Modifications relatives à Internet  induites par la loi n°2000-719 du
1er août 2000  (loi visant à modifier la loi n°86-1067 du 30 septembre
1986)

Note d'IRIS - 22 septembre 2000

Cette note ne constitue pas une analyse juridique exhaustive de la loi
n°2000-719 du 1er août 2000, visant à modifier la loi n°86-1067 du 30
septembre 1986 sur la liberté de communication. Son objet est de
répondre de façon simple aux nombreuses questions que peuvent se poser
les utilisateurs d'Internet après l'adoption de la nouvelle loi, tout
en y ajoutant, chaque fois que possible, les recommandations d'IRIS.
Tous les textes officiels, ainsi que les analyses de l'association
tout au long du processus d'adoption de cette loi jusqu'à sa
promulgation, sont disponibles dans le dossier que l'association a
consacré à cette loi [1]. Ce document a été rédigé pour Iris par
Meryem Marzouki (Meryem.Marzouki@iris.sgdg.org). 

1. Déclaration de sites Web 

1.1. Déclaration au Procureur de la République et au CSA

À compter du 1er août 2000, la loi n'impose plus la déclaration de
sites Web, ni auprès du Procureur de la République, ni auprès du
Conseil supérieur de l'audiovisuel (CSA). 

En effet, le 1° de l'article 43 de la loi n°86-1067 du 30 septembre
1986, qui imposait une telle déclaration, a été abrogé par l'article 2
de la loi n°2000-719 du 1er août 2000. 

Toutefois, les services de radiodiffusion sonore ou de télévision
diffusés par tous procédés restent soumis à l'obligation de
déclaration auprès du CSA. 

1.2. Déclaration à la CNIL

La loi n°2000-719 du 1er août 2000 n'induit aucun changement à ce
sujet.  En attendant les modifications de la loi Informatique et
Libertés du 6 janvier 1978, dans le cadre du projet de transposition
de la directive européenne 95/46/CE du 24 octobre 1995 (directive sur
la protection des données personnelles), tout site Internet, s'il
comporte ou utilise des informations nominatives, doit faire l'objet
d'une déclaration auprès de la Commission nationale de l'informatique
et des libertés (CNIL). Une donnée nominative est une donnée
permettant l'identification d'une personne, cette notion est donc bien
plus étendue que la simple mention d'un nom. 

Par ailleurs, la diffusion de données nominatives doit toujours
s'accompagner d'une information sur le droit des personnes concernées
(accès, rectification, opposition, suppression des données) [2]. 

2. Information et fourniture de moyens de filtrage des contenus

L'obligation faite aux fournisseurs d'accès à Internet de fournir à
leurs utilisateurs un moyen de filtrage des contenus avait déjà été
introduite dans la loi n°86-1067 du 30 septembre 1986 (article 43-1)
par l'article 15 de la loi n°96-659 du 26 juillet 1996 sur la
réglementation des télécommunications [3]. 

Dépourvue de sanction, cette obligation n'a jamais été appliquée,
d'autant que les moyens de filtrage (permettant de restreindre l'accès
à certains services ou de les sélectionner) sont majoritairement
disponibles en Anglais et destinés à un public de culture
anglo-saxonne, voire exclusivement américaine.

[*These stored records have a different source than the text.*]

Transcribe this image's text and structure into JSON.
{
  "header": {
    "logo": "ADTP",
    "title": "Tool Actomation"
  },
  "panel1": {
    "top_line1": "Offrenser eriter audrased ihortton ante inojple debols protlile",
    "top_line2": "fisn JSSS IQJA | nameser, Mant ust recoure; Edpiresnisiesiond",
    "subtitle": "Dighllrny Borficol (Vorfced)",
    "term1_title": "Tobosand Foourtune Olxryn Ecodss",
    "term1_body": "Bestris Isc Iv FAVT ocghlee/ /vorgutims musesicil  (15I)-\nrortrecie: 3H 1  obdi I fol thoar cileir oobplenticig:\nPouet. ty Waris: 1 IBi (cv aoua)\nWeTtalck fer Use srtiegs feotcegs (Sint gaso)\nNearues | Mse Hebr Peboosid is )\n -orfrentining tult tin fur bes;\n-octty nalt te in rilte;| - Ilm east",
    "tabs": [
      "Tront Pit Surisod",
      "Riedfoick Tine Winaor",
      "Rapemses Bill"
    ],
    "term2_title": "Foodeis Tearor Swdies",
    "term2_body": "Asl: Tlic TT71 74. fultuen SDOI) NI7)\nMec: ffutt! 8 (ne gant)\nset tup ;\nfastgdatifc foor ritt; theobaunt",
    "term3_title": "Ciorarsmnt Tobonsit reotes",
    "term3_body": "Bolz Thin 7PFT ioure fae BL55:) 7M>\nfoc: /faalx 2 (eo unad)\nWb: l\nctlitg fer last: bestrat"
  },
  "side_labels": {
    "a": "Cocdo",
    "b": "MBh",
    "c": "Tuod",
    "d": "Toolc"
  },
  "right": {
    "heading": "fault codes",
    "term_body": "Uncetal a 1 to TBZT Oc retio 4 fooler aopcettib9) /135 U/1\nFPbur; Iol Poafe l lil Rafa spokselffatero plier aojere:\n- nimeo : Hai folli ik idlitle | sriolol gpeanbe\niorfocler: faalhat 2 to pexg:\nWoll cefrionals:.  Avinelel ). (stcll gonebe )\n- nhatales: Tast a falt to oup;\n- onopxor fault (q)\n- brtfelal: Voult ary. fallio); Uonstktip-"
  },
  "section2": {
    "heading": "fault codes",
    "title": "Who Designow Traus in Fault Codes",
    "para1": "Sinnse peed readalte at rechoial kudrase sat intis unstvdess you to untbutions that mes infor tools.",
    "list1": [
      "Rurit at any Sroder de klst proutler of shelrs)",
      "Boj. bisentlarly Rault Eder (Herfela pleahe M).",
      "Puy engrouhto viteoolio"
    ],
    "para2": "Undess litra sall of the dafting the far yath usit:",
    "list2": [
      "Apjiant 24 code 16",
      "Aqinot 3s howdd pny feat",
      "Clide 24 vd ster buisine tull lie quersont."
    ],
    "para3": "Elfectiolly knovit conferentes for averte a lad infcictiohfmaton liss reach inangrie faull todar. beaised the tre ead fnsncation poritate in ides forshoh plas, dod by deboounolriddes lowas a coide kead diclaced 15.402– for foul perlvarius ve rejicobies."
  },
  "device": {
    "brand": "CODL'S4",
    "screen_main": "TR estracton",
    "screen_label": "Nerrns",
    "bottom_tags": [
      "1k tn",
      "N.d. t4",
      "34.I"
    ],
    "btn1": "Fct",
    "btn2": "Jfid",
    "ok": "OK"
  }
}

Ils sont surtout tous
sujets à forte caution [4]. 

Cette obligation a été réaffirmée par l'article 1er de la loi
n°2000-719 du 1er août 2000, qui remplace, dans la loi n°86-1067 du 30
septembre 1986, l'article 43-1 par un article 43-7. 

Cet article 43-7 fait obligation aux fournisseurs d'accès à des
services de communication publique en ligne d'informer leurs abonnés
de l'existence de moyens de filtrage et de leur en proposer au moins
un. 

Cette disposition ne concerne pas les fournisseurs ne proposant pas
l'accès (fournisseurs d'hébergement seul, ou plus généralement de
services autres que l'accès). 

Comme précédemment, l'obligation n'est assortie d'aucune sanction. Par
ailleurs, l'état de l'art des logiciels de filtrage n'ayant pas
vraiment évolué, la plus grande méfiance par rapport à ces logiciels
reste recommandée. Une société à l'origine de l'un des rares logiciels
disponibles en Français a même été dénoncée par le Réseau Voltaire
comme entretenant des liens avec l'Opus Dei [5]. De plus, si des
logiciels de filtrage sont proposés par des fournisseurs d'accès, la
publicité ainsi faite à des outils commerciaux fera l'objet de toutes
les convoitises, et on devra alors s'interroger sur les critères de
choix d'un logiciel proposé. 

Par conséquent, cette obligation restera sans doute non respectée par
les fournisseurs, ce qui est la meilleure des solutions dans l'état
actuel des choses. 

3. Responsabilité civile ou pénale du fait des contenus 

3.1. Responsabilité civile ou pénale des fournisseurs d'hébergement

À compter du 1er août 2000, les fournisseurs d'hébergement de contenus
sur Internet ne peuvent être tenus pour responsables civilement ou
pénalement des infractions à la loi résultant de ces contenus que dans
le cas où, ayant été saisis par une autorité judiciaire, ils n'ont pas
agi promptement pour empêcher l'accès à ce contenu. 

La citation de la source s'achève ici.